Hoffman-La Roche is proceeding with one 300-person, one-year trial comparing 1000 mg saquinavir/100 mg ritonavir, Roche's favorite version of the combination, to 800 mg indinavir/100 mg ritonavir, both twice daily, in treatment-naïve and -experienced volunteers. That trial, with 40 sites in Europe, South America and the United States, is now enrolling. A similar trial testing the same saquinavir/ritonavir regimen against the standard Kaletra dose is in the planning stages.

Awaiting the Community's Experience

Abbott does have one cohort of treatment-naïve individuals who have taken Kaletra for two years. The cohort, which started with 100 volunteers and now numbers 86, has been remarkably stable. Nearly all (92%) of the remaining members have viral loads below 50 at week 96, making for a 78% success rate by intent-to-treat standards. Side effects have been low, with loose stools or diarrhea in a quarter of the group being the most common problem. High cholesterol levels occurred in 14 of the 100 and high blood triglycerides in 12.

Trial cohorts frequently do not reflect the population as a whole. Keith Henry worried, "It's just a matter of time to see Kaletra-specific side effects - we don't know what yet." Other doctors are convinced that they are already seeing increases in blood lipids tied to the lopinavir rather than the ritonavir. In the end, "we don't know yet" sums up the medical community's view of Kaletra. Four years ago, Abbott's ritonavir crashed in the real world as a stand-alone protease inhibitor despite impressive trial data. Patients found its gastric and other side effects intolerable. Further experience with Kaletra will decide this drug's ultimate popularity, too.

References

1. Walmsley S et al. Efficacy of ABT-378/r vs Nelfinavir (NFV) in Antiretroviral (ARV)-Naïve Subjects: Results of a Phase III Blinded Randomized Clinical Trial. 40th ICAAC September 17-20 2000, slide presentation 693.

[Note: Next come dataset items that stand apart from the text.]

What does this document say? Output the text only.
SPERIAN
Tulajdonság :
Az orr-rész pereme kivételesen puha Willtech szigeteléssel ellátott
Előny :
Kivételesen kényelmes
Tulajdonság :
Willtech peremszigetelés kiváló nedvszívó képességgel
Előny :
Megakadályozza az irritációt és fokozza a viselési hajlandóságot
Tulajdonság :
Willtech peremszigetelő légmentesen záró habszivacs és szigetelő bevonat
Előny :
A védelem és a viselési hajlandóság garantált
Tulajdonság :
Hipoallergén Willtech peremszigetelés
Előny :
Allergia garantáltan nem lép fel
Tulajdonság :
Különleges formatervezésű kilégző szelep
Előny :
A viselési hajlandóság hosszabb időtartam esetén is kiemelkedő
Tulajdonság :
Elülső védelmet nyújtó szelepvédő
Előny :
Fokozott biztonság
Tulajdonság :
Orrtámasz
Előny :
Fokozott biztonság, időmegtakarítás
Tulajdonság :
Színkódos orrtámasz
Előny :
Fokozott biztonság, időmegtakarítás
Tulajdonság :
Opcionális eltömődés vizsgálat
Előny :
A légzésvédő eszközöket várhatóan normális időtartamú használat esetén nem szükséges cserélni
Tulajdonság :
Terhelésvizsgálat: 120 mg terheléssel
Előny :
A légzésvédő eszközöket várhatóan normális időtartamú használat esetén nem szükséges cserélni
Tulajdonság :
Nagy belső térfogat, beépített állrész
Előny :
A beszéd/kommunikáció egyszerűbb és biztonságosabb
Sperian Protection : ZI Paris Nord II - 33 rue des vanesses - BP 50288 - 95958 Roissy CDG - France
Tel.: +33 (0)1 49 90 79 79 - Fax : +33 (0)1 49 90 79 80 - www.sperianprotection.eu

2. Becker S et al. ICAAC ABT-378/ritonavir (ABT-378/r) and Efavirenz: 24 Week Safety/Efficacy Evaluation in Multiple PI Experienced Patients. 40th Interscience Conference on Antimicrobial Agents and Chemotherapy, September 17-20 2000, slide presentation 697.

3. Hsu A et al. Trough Concentration-EC50 Relationship as a Predictor of Viral Response for ABT-378/Ritonavir (ABT-378/r) in Treatment-Experienced Patients. 40th Interscience Conference on Antimicrobial Agents and Chemotherapy, September 17-20 2000, poster 1660.

4. Kempf DJ et al. Definition of Genotypic Breakpoints for ABT-378/Ritonavir (ABT-378/r) for Use in the Interpretation of HIV Resistance Testing. 40th Interscience Conference on Antimicrobial Agents and Chemotherapy, September 17-20 2000, poster 1264.

5. Kempf D et al. Genotypic Correlates of Reduced In Vitro Susceptibility to ABT-378 in HIV Isolates from Patients Failing Protease Inhibitor Therapy. 4th International Workshop on HIV Drug Resistance and Treatment Strategies, June 16-20 2000, oral presentation 38.

6. Benson C et al. Two Year Follow-Up of ABT-378/Ritonavir (ABT-378/r) in Antiretroviral Naïve HIV+ Patients. 40th ICAAC, September 17-20 2000, poster 546.

7. C. Piketty et al. Phenotypic Resistance to Protease Inhibitors in Patients Who Fail on Highly Active Antiretroviral Therapy Predicts the Outcome at 48 Weeks of a Five-Drug Combination Including Ritonavir, Saquinavir and Efavirenz. AIDS 2000 Mar 31;14(5):626-8.

8. Grossman H et al. Response with Twice Daily (BID) Crixivan® plus Norvir® Based Regimen (IDV-RTV) in Patients (pts) Failing Protease Inhibitor (PI) Therapy. 40th Interscience Conference on Antimicrobial Agents and Chemotherapy, September 17-20 2000, poster 545.